There are N gas stations along a circular route, where the amount of gas at station i is gas[i].
You have a car with an unlimited gas tank and it costs cost[i] of gas to travel from station i to its next station (i+1). You begin the journey with an empty tank at one of the gas stations.

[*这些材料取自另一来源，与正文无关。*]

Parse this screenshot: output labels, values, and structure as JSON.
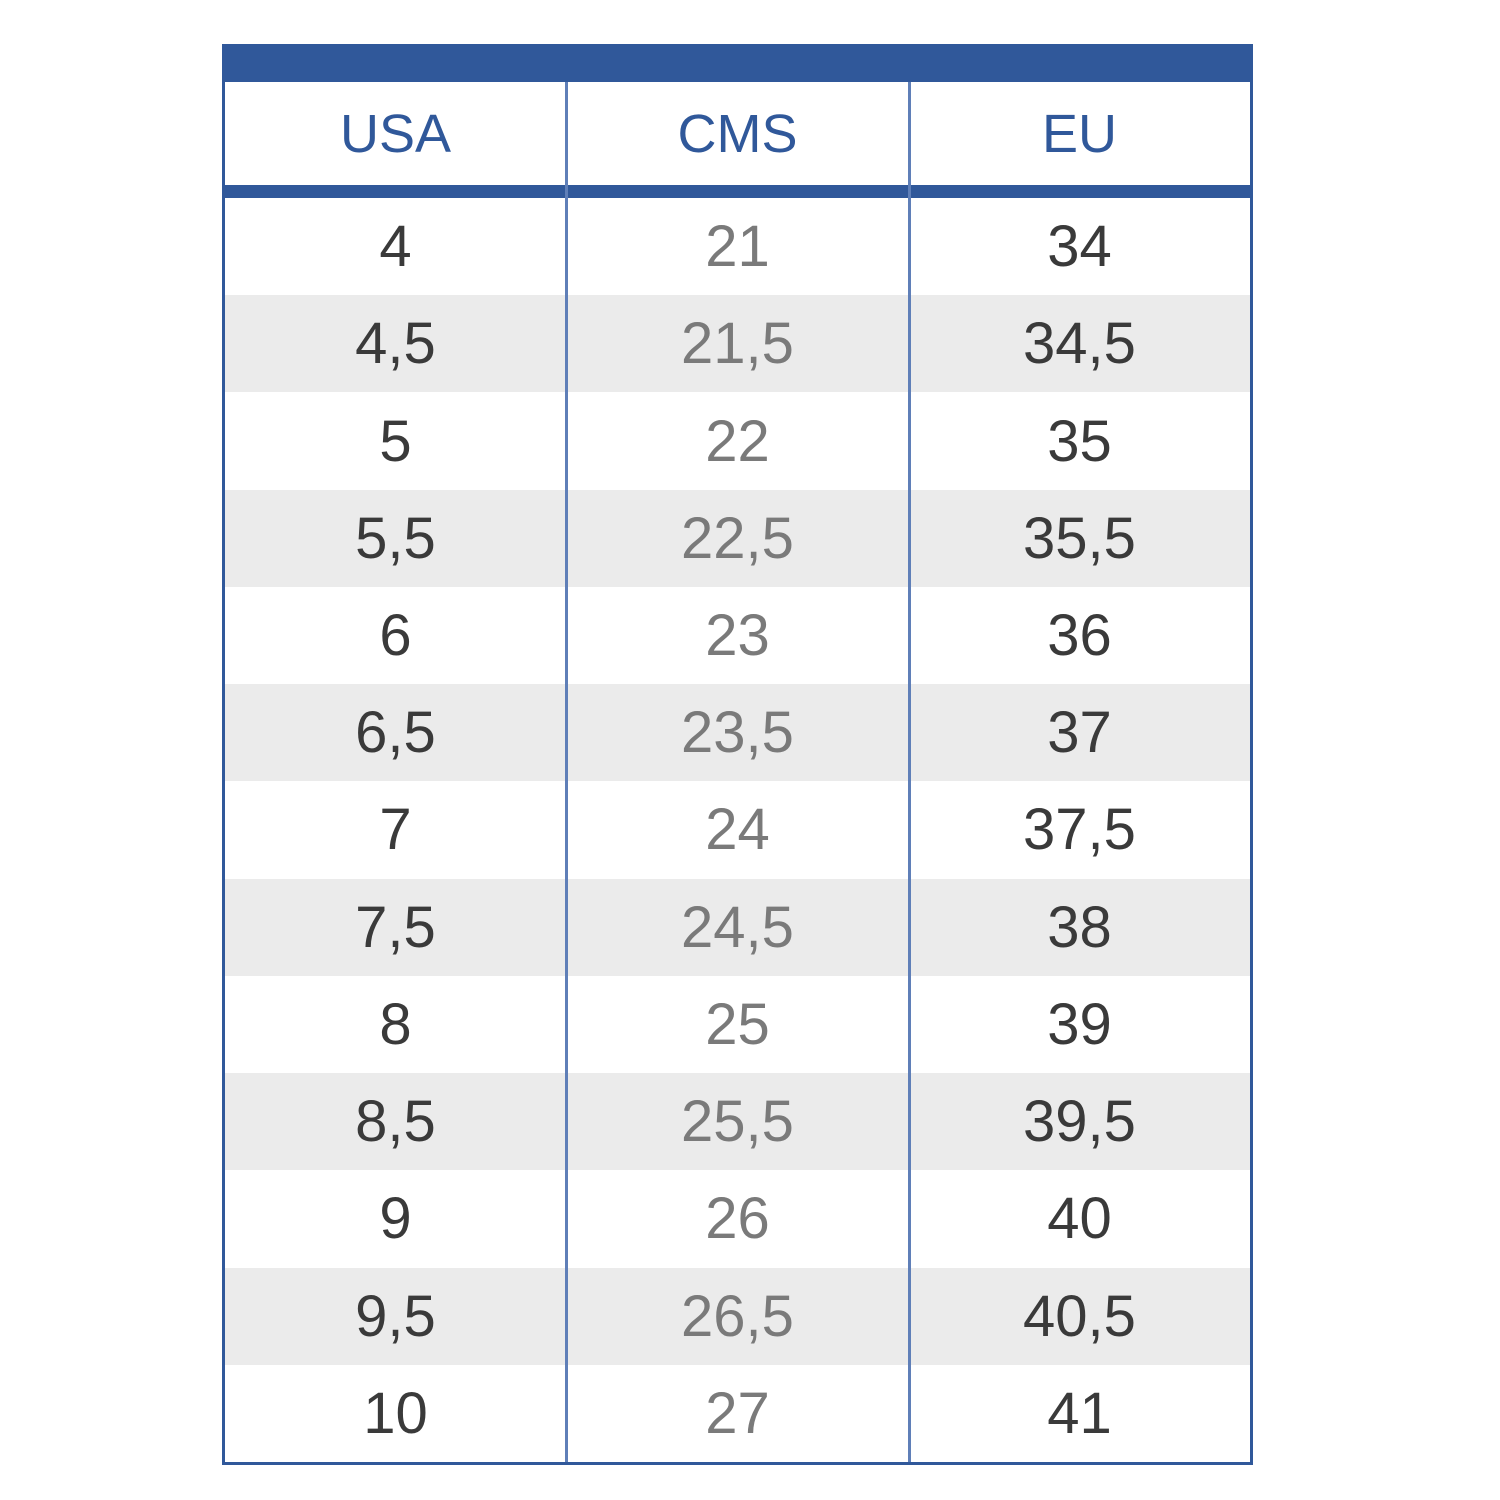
{
  "table": {
    "headers": [
      "USA",
      "CMS",
      "EU"
    ],
    "rows": [
      [
        "4",
        "21",
        "34"
      ],
      [
        "4,5",
        "21,5",
        "34,5"
      ],
      [
        "5",
        "22",
        "35"
      ],
      [
        "5,5",
        "22,5",
        "35,5"
      ],
      [
        "6",
        "23",
        "36"
      ],
      [
        "6,5",
        "23,5",
        "37"
      ],
      [
        "7",
        "24",
        "37,5"
      ],
      [
        "7,5",
        "24,5",
        "38"
      ],
      [
        "8",
        "25",
        "39"
      ],
      [
        "8,5",
        "25,5",
        "39,5"
      ],
      [
        "9",
        "26",
        "40"
      ],
      [
        "9,5",
        "26,5",
        "40,5"
      ],
      [
        "10",
        "27",
        "41"
      ]
    ]
  }
}
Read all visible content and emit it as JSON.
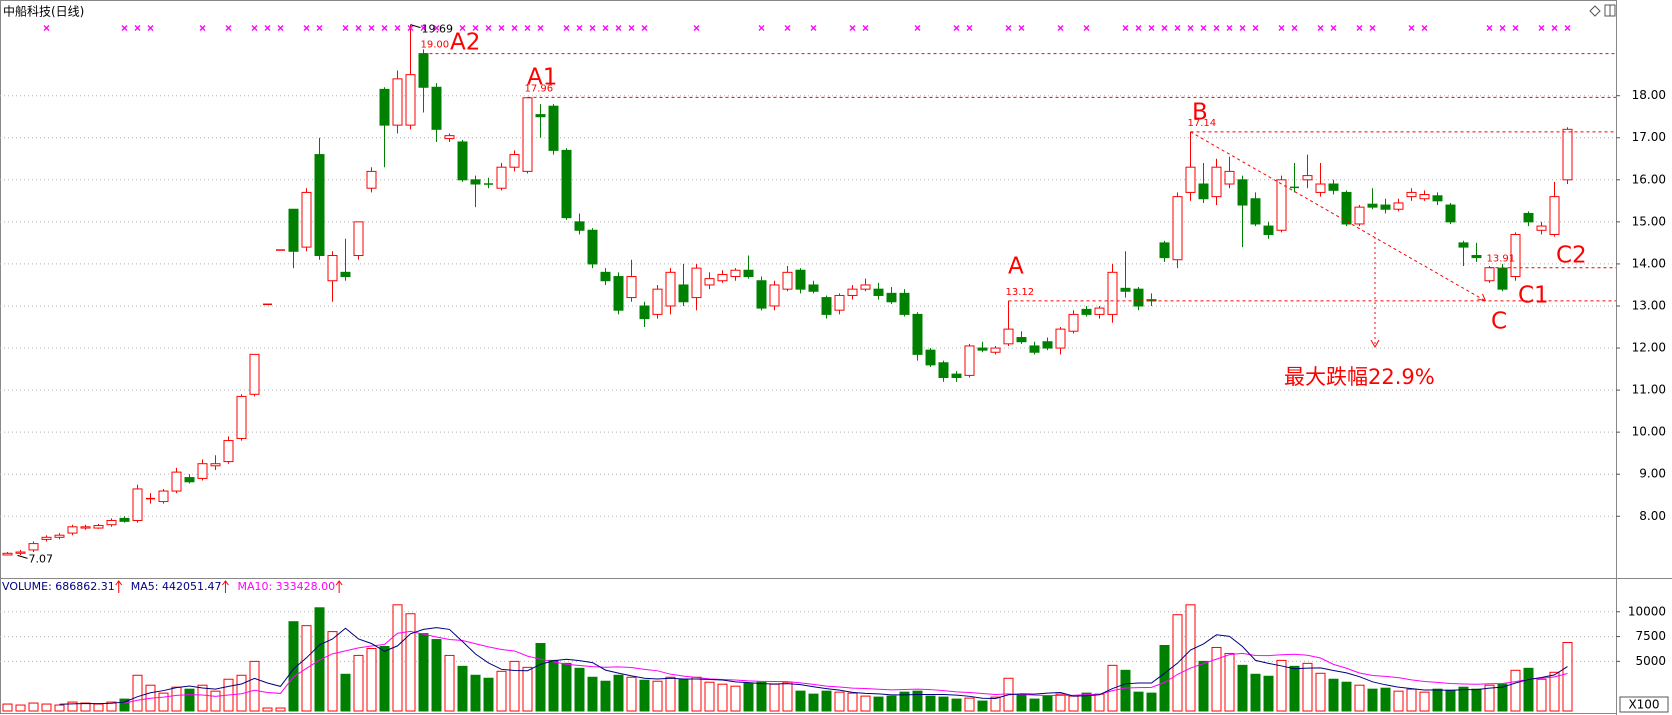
{
  "chart_data": {
    "type": "candlestick",
    "title": "中船科技(日线)",
    "candles": [
      [
        7.08,
        7.15,
        7.07,
        7.12
      ],
      [
        7.12,
        7.2,
        7.08,
        7.15
      ],
      [
        7.2,
        7.4,
        7.15,
        7.35
      ],
      [
        7.45,
        7.55,
        7.4,
        7.5
      ],
      [
        7.5,
        7.6,
        7.45,
        7.55
      ],
      [
        7.6,
        7.8,
        7.55,
        7.75
      ],
      [
        7.72,
        7.8,
        7.68,
        7.75
      ],
      [
        7.72,
        7.82,
        7.7,
        7.78
      ],
      [
        7.8,
        7.95,
        7.75,
        7.9
      ],
      [
        7.95,
        8.0,
        7.85,
        7.88
      ],
      [
        7.9,
        8.75,
        7.85,
        8.65
      ],
      [
        8.4,
        8.55,
        8.3,
        8.42
      ],
      [
        8.35,
        8.65,
        8.3,
        8.6
      ],
      [
        8.6,
        9.15,
        8.55,
        9.05
      ],
      [
        8.92,
        9.0,
        8.78,
        8.82
      ],
      [
        8.9,
        9.35,
        8.85,
        9.25
      ],
      [
        9.2,
        9.45,
        9.1,
        9.25
      ],
      [
        9.3,
        9.9,
        9.25,
        9.8
      ],
      [
        9.85,
        10.9,
        9.8,
        10.85
      ],
      [
        10.9,
        11.85,
        10.85,
        11.85
      ],
      [
        13.04,
        13.04,
        13.04,
        13.04
      ],
      [
        14.33,
        14.33,
        14.33,
        14.33
      ],
      [
        15.3,
        15.3,
        13.9,
        14.3
      ],
      [
        14.4,
        15.8,
        14.3,
        15.7
      ],
      [
        16.6,
        17.0,
        14.1,
        14.2
      ],
      [
        13.6,
        14.3,
        13.1,
        14.2
      ],
      [
        13.8,
        14.6,
        13.6,
        13.7
      ],
      [
        14.2,
        15.0,
        14.1,
        15.0
      ],
      [
        15.8,
        16.3,
        15.7,
        16.2
      ],
      [
        18.15,
        18.2,
        16.3,
        17.3
      ],
      [
        17.3,
        18.6,
        17.1,
        18.4
      ],
      [
        17.3,
        19.69,
        17.2,
        18.5
      ],
      [
        19.0,
        19.1,
        17.6,
        18.2
      ],
      [
        18.2,
        18.3,
        16.9,
        17.2
      ],
      [
        16.98,
        17.1,
        16.9,
        17.05
      ],
      [
        16.9,
        16.95,
        15.95,
        16.0
      ],
      [
        16.0,
        16.1,
        15.35,
        15.9
      ],
      [
        15.9,
        16.05,
        15.8,
        15.88
      ],
      [
        15.8,
        16.4,
        15.75,
        16.3
      ],
      [
        16.3,
        16.7,
        16.2,
        16.6
      ],
      [
        16.2,
        17.96,
        16.15,
        17.95
      ],
      [
        17.55,
        17.8,
        17.0,
        17.5
      ],
      [
        17.75,
        17.8,
        16.6,
        16.7
      ],
      [
        16.7,
        16.75,
        15.05,
        15.1
      ],
      [
        15.0,
        15.2,
        14.7,
        14.8
      ],
      [
        14.8,
        14.85,
        13.9,
        14.0
      ],
      [
        13.8,
        13.9,
        13.5,
        13.6
      ],
      [
        13.7,
        13.8,
        12.8,
        12.9
      ],
      [
        13.2,
        14.1,
        13.1,
        13.7
      ],
      [
        13.0,
        13.1,
        12.5,
        12.7
      ],
      [
        12.8,
        13.5,
        12.7,
        13.4
      ],
      [
        13.0,
        13.9,
        12.8,
        13.8
      ],
      [
        13.5,
        14.0,
        13.0,
        13.1
      ],
      [
        13.2,
        14.0,
        12.9,
        13.9
      ],
      [
        13.5,
        13.8,
        13.4,
        13.65
      ],
      [
        13.6,
        13.85,
        13.55,
        13.75
      ],
      [
        13.7,
        13.9,
        13.6,
        13.85
      ],
      [
        13.85,
        14.2,
        13.65,
        13.7
      ],
      [
        13.6,
        13.7,
        12.9,
        12.95
      ],
      [
        13.0,
        13.6,
        12.9,
        13.5
      ],
      [
        13.4,
        13.95,
        13.35,
        13.8
      ],
      [
        13.85,
        13.9,
        13.3,
        13.4
      ],
      [
        13.5,
        13.6,
        13.3,
        13.35
      ],
      [
        13.2,
        13.25,
        12.7,
        12.8
      ],
      [
        12.9,
        13.3,
        12.8,
        13.25
      ],
      [
        13.25,
        13.5,
        13.15,
        13.4
      ],
      [
        13.4,
        13.65,
        13.35,
        13.5
      ],
      [
        13.4,
        13.55,
        13.15,
        13.25
      ],
      [
        13.3,
        13.45,
        13.05,
        13.1
      ],
      [
        13.3,
        13.4,
        12.75,
        12.8
      ],
      [
        12.8,
        12.85,
        11.7,
        11.85
      ],
      [
        11.95,
        12.0,
        11.55,
        11.6
      ],
      [
        11.65,
        11.7,
        11.2,
        11.3
      ],
      [
        11.38,
        11.45,
        11.2,
        11.3
      ],
      [
        11.35,
        12.1,
        11.3,
        12.05
      ],
      [
        12.0,
        12.15,
        11.9,
        11.95
      ],
      [
        11.9,
        12.05,
        11.85,
        12.0
      ],
      [
        12.1,
        13.12,
        12.05,
        12.45
      ],
      [
        12.25,
        12.4,
        12.1,
        12.15
      ],
      [
        12.05,
        12.15,
        11.85,
        11.9
      ],
      [
        12.15,
        12.25,
        11.95,
        12.0
      ],
      [
        12.0,
        12.5,
        11.85,
        12.45
      ],
      [
        12.4,
        12.9,
        12.35,
        12.8
      ],
      [
        12.92,
        13.0,
        12.75,
        12.8
      ],
      [
        12.8,
        13.0,
        12.7,
        12.95
      ],
      [
        12.8,
        14.0,
        12.6,
        13.8
      ],
      [
        13.42,
        14.3,
        13.2,
        13.35
      ],
      [
        13.4,
        13.45,
        12.9,
        13.0
      ],
      [
        13.15,
        13.3,
        13.0,
        13.12
      ],
      [
        14.5,
        14.55,
        14.05,
        14.15
      ],
      [
        14.1,
        15.7,
        13.9,
        15.6
      ],
      [
        15.7,
        17.14,
        15.5,
        16.3
      ],
      [
        15.9,
        16.4,
        15.45,
        15.55
      ],
      [
        15.6,
        16.5,
        15.4,
        16.3
      ],
      [
        15.9,
        16.55,
        15.8,
        16.2
      ],
      [
        16.0,
        16.1,
        14.4,
        15.4
      ],
      [
        15.55,
        15.7,
        14.9,
        14.95
      ],
      [
        14.9,
        15.0,
        14.6,
        14.7
      ],
      [
        14.8,
        16.1,
        14.75,
        16.0
      ],
      [
        15.82,
        16.4,
        15.7,
        15.8
      ],
      [
        16.0,
        16.6,
        15.8,
        16.1
      ],
      [
        15.7,
        16.4,
        15.6,
        15.9
      ],
      [
        15.9,
        16.0,
        15.65,
        15.75
      ],
      [
        15.7,
        15.75,
        14.9,
        14.95
      ],
      [
        14.95,
        15.4,
        14.9,
        15.35
      ],
      [
        15.42,
        15.8,
        15.3,
        15.35
      ],
      [
        15.4,
        15.55,
        15.2,
        15.3
      ],
      [
        15.3,
        15.55,
        15.25,
        15.45
      ],
      [
        15.6,
        15.8,
        15.5,
        15.7
      ],
      [
        15.55,
        15.75,
        15.5,
        15.65
      ],
      [
        15.62,
        15.7,
        15.4,
        15.5
      ],
      [
        15.4,
        15.45,
        14.95,
        15.0
      ],
      [
        14.5,
        14.55,
        13.95,
        14.4
      ],
      [
        14.2,
        14.5,
        14.05,
        14.15
      ],
      [
        13.6,
        13.95,
        13.55,
        13.91
      ],
      [
        13.9,
        14.0,
        13.35,
        13.4
      ],
      [
        13.7,
        14.75,
        13.6,
        14.7
      ],
      [
        15.2,
        15.25,
        14.9,
        15.0
      ],
      [
        14.8,
        15.0,
        14.7,
        14.9
      ],
      [
        14.7,
        15.95,
        14.65,
        15.6
      ],
      [
        16.0,
        17.25,
        15.9,
        17.2
      ]
    ],
    "up_color": "#ff0000",
    "down_color": "#008000",
    "ylim": [
      6.58,
      20.18
    ],
    "yticks": [
      {
        "value": 8,
        "label": "8.00"
      },
      {
        "value": 9,
        "label": "9.00"
      },
      {
        "value": 10,
        "label": "10.00"
      },
      {
        "value": 11,
        "label": "11.00"
      },
      {
        "value": 12,
        "label": "12.00"
      },
      {
        "value": 13,
        "label": "13.00"
      },
      {
        "value": 14,
        "label": "14.00"
      },
      {
        "value": 15,
        "label": "15.00"
      },
      {
        "value": 16,
        "label": "16.00"
      },
      {
        "value": 17,
        "label": "17.00"
      },
      {
        "value": 18,
        "label": "18.00"
      }
    ],
    "grid": true,
    "high_label": {
      "value": 19.69,
      "label": "19.69"
    },
    "low_label": {
      "value": 7.07,
      "label": "7.07"
    },
    "levels": [
      {
        "value": 19.0,
        "label": "19.00"
      },
      {
        "value": 17.96,
        "label": "17.96"
      },
      {
        "value": 17.14,
        "label": "17.14"
      },
      {
        "value": 13.91,
        "label": "13.91"
      },
      {
        "value": 13.12,
        "label": "13.12"
      }
    ],
    "annotations": [
      "A2",
      "A1",
      "B",
      "A",
      "C",
      "C1",
      "C2",
      "最大跌幅22.9%"
    ],
    "signals": [
      3,
      9,
      10,
      11,
      15,
      17,
      19,
      20,
      21,
      23,
      24,
      26,
      27,
      28,
      29,
      30,
      31,
      32,
      33,
      35,
      36,
      37,
      38,
      39,
      40,
      41,
      43,
      44,
      45,
      46,
      47,
      48,
      49,
      53,
      58,
      60,
      62,
      65,
      66,
      70,
      73,
      74,
      77,
      78,
      81,
      83,
      86,
      87,
      88,
      89,
      90,
      91,
      92,
      93,
      94,
      95,
      96,
      98,
      99,
      101,
      102,
      104,
      105,
      108,
      109,
      114,
      115,
      116,
      118,
      119,
      120
    ],
    "signal_color": "#ff00ff",
    "volume_label": "VOLUME: 686862.31",
    "ma5_label": "MA5: 442051.47",
    "ma10_label": "MA10: 333428.00",
    "volume_unit": "X100",
    "volume": [
      700,
      600,
      800,
      700,
      600,
      900,
      800,
      700,
      900,
      1200,
      3600,
      2600,
      1800,
      2400,
      2200,
      2600,
      2000,
      3200,
      3600,
      5000,
      300,
      300,
      9000,
      8600,
      10400,
      8000,
      3700,
      5600,
      6300,
      6500,
      10700,
      9800,
      7800,
      7200,
      5600,
      4500,
      3600,
      3300,
      4000,
      5000,
      4400,
      6800,
      5100,
      4800,
      4300,
      3400,
      3000,
      3600,
      3400,
      3100,
      3000,
      3400,
      3200,
      3400,
      2900,
      2700,
      2500,
      2800,
      2900,
      2700,
      2900,
      2000,
      1700,
      2000,
      1900,
      1800,
      1500,
      1400,
      1500,
      1900,
      2000,
      1500,
      1400,
      1200,
      1300,
      1000,
      1400,
      3300,
      1600,
      1200,
      1500,
      1700,
      1500,
      1800,
      1700,
      4600,
      4100,
      1900,
      1800,
      6600,
      9700,
      10700,
      5000,
      6400,
      5800,
      4600,
      3700,
      3500,
      5100,
      4500,
      4800,
      3800,
      3200,
      2900,
      2600,
      2200,
      2300,
      2000,
      2200,
      1900,
      2200,
      2100,
      2400,
      2200,
      2600,
      2700,
      4100,
      4300,
      3200,
      3900,
      6900
    ],
    "ma5": [
      null,
      null,
      null,
      null,
      680,
      720,
      760,
      740,
      780,
      900,
      1440,
      1840,
      2060,
      2360,
      2520,
      2320,
      2200,
      2480,
      2720,
      3280,
      2820,
      2480,
      4240,
      5360,
      6660,
      7260,
      8340,
      7260,
      6800,
      6020,
      6560,
      7780,
      8220,
      8400,
      8220,
      7000,
      5740,
      4840,
      4200,
      4080,
      4060,
      4700,
      5060,
      5220,
      5080,
      4880,
      4120,
      3820,
      3540,
      3300,
      3220,
      3300,
      3220,
      3220,
      3180,
      3120,
      2940,
      2860,
      2760,
      2720,
      2760,
      2660,
      2440,
      2260,
      2100,
      1880,
      1780,
      1720,
      1620,
      1620,
      1660,
      1660,
      1660,
      1600,
      1480,
      1280,
      1260,
      1640,
      1720,
      1700,
      1800,
      1860,
      1500,
      1540,
      1640,
      2260,
      2740,
      2820,
      2820,
      3800,
      4820,
      6140,
      6760,
      7680,
      7520,
      6500,
      5100,
      4800,
      4540,
      4260,
      4320,
      4340,
      4080,
      3840,
      3460,
      2940,
      2640,
      2400,
      2260,
      2120,
      2120,
      2080,
      2160,
      2160,
      2300,
      2400,
      2820,
      3180,
      3380,
      3640,
      4480
    ],
    "ma10": [
      null,
      null,
      null,
      null,
      null,
      null,
      null,
      null,
      null,
      790,
      1080,
      1280,
      1400,
      1570,
      1650,
      1610,
      1480,
      1610,
      1740,
      2090,
      1870,
      1770,
      3440,
      4300,
      5130,
      5760,
      6060,
      6360,
      6550,
      6700,
      7840,
      8020,
      7740,
      7460,
      7200,
      7100,
      6780,
      6460,
      6200,
      6050,
      5530,
      5220,
      4950,
      4710,
      4580,
      4470,
      4410,
      4440,
      4380,
      4190,
      4050,
      3710,
      3520,
      3380,
      3240,
      3170,
      3120,
      3040,
      2990,
      2970,
      2960,
      2830,
      2680,
      2510,
      2420,
      2310,
      2270,
      2190,
      2130,
      2170,
      2210,
      2160,
      2050,
      1930,
      1870,
      1760,
      1660,
      1720,
      1670,
      1600,
      1560,
      1580,
      1590,
      1650,
      1680,
      2050,
      2320,
      2350,
      2380,
      2870,
      3690,
      4330,
      4770,
      5230,
      5680,
      5800,
      5590,
      5580,
      5670,
      5720,
      5620,
      5340,
      4700,
      4310,
      3830,
      3580,
      3490,
      3360,
      3140,
      2970,
      2880,
      2770,
      2720,
      2690,
      2750,
      2770,
      2960,
      3200,
      3300,
      3440,
      3780
    ],
    "ma5_color": "#000080",
    "ma10_color": "#ff00ff",
    "vlim": [
      0,
      13200
    ],
    "vticks": [
      5000,
      7500,
      10000
    ]
  }
}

Return the starting gas station's index if you can travel around the circuit once, otherwise return -1.
Note:
The solution is guaranteed to be unique.
1、暴力的做法
public class Solution {
public int canCompleteCircuit(int[] gas, int[] cost) {
int len = gas.length;
int sum = 0;
int[] dp = new int[len];
for( int i = 0;i<len;i++){
dp[i] = gas[i]-cost[i];
sum+=dp[i];
}
int num = 0;
if( sum < 0)
return -1;
for( int i = 0;i<len;i++){
num = 0;
for( int j = i;j<len;j++){
num+=dp[j];
if( num < 0){
break;
}
}
if( num >= 0 )
return i;
}
return -1;
}
}
2、仔细看题目,发现答案其实是唯一解,那么就只需要从后向前遍历,找到最大子串和的起始位置i,(结束位置是最后一位)
在总消耗>0的前提下,返回起始位置i。
否则返回-1。
public class Solution {
public int canCompleteCircuit(int[] gas, int[] cost) {
int len = gas.length;
int sum = 0;
int max = 0;
int start = 0;
for( int i = len-1;i>=0;i--){
sum+=(gas[i]-cost[i]);
if( sum > max ){
max = sum;
start = i;
}
}
if( sum < 0)
return -1;
return start;
}
}